Journalists Trevor Birney, Barry McCaffrey and their lawyer Niall Murphey, outside the Royal Courts of Justice, in London
Journalists Trevor Birney and Barry McCaffrey and their lawyer Niall Murphy outside the Royal Courts of Justice in London (James Manning/PA)

Society here owes a debt of gratitude to Trevor Birney, Barry McCaffrey and their solicitor Niall Murphy (also solicitor for the families of victims of the Loughinisland killings) for the work they’ve done exposing collusion, corruption, malpractice and wrongdoing in the RUC.

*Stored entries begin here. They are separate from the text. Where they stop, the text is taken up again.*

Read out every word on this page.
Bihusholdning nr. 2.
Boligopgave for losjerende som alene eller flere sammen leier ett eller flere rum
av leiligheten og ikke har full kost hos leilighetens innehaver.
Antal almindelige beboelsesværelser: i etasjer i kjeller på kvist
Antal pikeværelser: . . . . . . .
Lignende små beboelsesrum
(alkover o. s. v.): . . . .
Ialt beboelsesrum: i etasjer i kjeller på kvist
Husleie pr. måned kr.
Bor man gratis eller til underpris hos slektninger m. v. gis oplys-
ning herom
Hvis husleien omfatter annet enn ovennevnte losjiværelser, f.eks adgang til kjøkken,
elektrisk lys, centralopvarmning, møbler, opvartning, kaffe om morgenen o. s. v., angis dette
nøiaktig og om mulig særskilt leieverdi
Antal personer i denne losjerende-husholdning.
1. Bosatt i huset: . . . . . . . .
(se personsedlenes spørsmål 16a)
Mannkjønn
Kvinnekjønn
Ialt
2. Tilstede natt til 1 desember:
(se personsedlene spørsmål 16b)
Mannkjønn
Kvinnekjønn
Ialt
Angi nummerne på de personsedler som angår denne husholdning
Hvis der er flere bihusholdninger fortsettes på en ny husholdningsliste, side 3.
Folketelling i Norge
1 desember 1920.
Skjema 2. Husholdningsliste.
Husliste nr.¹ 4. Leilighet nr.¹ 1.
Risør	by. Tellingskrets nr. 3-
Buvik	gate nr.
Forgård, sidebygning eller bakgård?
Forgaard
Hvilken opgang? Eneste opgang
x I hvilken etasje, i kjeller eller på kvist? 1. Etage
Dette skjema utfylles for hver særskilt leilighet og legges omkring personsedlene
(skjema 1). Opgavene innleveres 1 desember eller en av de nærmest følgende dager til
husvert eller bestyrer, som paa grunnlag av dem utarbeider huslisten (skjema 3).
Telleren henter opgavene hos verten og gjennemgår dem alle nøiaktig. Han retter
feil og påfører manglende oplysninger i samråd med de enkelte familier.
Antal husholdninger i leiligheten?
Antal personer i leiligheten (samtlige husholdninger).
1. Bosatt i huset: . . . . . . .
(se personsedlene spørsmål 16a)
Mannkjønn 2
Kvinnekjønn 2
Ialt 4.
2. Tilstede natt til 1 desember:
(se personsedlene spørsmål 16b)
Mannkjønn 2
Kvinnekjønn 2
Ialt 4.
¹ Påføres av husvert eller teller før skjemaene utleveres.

Secondly, for what they have also done in the past six years to expose that, when it comes down to it, the PSNI behaves in many respects in a similar way to the RUC. Old habits die hard.

Their work centres on the mass killing in The Heights Bar in Loughinisland in June 1994, first with the documentary ‘No Stone Unturned’, and now with an important book by Birney, ‘Shooting Crows: Mass Murder, State Collusion and Press Freedom’.

There’s no need to repeat the details of the systemic, endemic collusion in the RUC in south Down. It is well known and attested. Dr Maguire, the Police Ombudsman, related how how the security forces “had been compromised, principally from the UDR but also within the local RUC, through either direct involvement with loyalist paramilitaries, associations or sympathies”.

The police knew full well the members of the local UVF murder gang but allowed them to continue killing with impunity, not just in south Down but in Belfast too.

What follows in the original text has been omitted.